A relayer is an intermediary node that submits transactions to the pool contract on your behalf. The relayer:

  • Abstracts gas fees — you pay in the token being transferred, no TLOS needed
  • Builds the Merkle tree proof for each transaction
  • Queues and serialises transactions to the contract
  • Cannot see transaction amounts, senders, or recipients

You interact with the relayer via its REST API. In the zkWallet UI, this happens automatically.

Privacy Guarantees

What is privateWhat is visible on-chain
Shielded transfer amountsDeposit amount (at deposit time)
Shielded transfer recipientsDeposit source address
Internal pool balancesWithdrawal destination address
Linkage between deposits and withdrawalsWithdrawal amount

For maximum privacy:

  • Use separate addresses for deposits and withdrawals
  • Use an independent shielded account with no EVM wallet link
  • Generate a fresh zk-address for each sender

Base Layer Neutrality

The protocol is designed to operate on a neutral base layer. Validators, sequencers, and relayers process transactions normally — they do not need to inspect or censor individual addresses. Privacy is enforced cryptographically at the protocol level.

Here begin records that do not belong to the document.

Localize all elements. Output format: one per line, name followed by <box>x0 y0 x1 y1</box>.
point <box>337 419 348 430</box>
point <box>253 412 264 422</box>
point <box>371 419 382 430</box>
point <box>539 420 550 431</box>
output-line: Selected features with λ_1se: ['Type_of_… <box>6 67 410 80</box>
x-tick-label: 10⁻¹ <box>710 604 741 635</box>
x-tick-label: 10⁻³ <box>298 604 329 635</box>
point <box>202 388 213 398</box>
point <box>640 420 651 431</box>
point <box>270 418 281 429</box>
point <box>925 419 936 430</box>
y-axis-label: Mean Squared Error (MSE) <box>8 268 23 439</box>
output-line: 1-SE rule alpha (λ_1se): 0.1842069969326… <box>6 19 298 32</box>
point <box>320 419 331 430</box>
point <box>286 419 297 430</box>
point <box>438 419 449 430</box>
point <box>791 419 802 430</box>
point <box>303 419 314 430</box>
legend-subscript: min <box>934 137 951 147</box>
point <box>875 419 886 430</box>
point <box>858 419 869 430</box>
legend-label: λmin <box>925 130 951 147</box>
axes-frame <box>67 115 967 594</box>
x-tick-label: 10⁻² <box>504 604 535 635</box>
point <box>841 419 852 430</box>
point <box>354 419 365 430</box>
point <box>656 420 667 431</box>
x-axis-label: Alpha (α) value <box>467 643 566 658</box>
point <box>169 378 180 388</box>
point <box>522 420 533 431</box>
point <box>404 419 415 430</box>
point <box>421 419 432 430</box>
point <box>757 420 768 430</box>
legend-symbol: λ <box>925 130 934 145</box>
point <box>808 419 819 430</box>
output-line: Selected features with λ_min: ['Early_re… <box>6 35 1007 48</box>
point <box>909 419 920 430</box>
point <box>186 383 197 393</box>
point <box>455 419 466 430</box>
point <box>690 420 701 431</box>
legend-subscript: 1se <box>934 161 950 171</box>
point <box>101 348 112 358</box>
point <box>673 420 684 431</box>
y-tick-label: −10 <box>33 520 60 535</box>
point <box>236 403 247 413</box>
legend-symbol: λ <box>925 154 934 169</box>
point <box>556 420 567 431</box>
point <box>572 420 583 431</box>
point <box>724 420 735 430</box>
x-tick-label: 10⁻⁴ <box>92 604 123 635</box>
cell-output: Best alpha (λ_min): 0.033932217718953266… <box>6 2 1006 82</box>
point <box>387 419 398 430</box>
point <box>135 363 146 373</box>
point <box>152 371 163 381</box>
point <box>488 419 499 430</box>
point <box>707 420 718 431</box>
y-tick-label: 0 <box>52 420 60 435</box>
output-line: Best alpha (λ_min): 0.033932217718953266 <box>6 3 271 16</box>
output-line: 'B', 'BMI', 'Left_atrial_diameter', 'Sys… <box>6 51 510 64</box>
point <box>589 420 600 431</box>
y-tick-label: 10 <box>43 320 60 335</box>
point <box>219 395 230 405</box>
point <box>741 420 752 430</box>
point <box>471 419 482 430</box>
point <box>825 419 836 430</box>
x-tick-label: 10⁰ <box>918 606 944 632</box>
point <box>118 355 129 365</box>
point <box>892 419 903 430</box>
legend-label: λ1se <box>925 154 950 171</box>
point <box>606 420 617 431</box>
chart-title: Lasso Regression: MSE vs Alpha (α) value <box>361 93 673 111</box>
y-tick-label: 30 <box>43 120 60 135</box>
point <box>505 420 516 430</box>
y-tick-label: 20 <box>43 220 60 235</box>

No participant in the transaction pipeline has visibility into your shielded activity.

Non-Custodial

No third party — including the relayer, Protofire, or the Telos Foundation — can access, freeze, or move your shielded funds. Only the holder of the spending key can initiate transfers or withdrawals.

The protocol is open-source and runs entirely on Telos EVM smart contracts.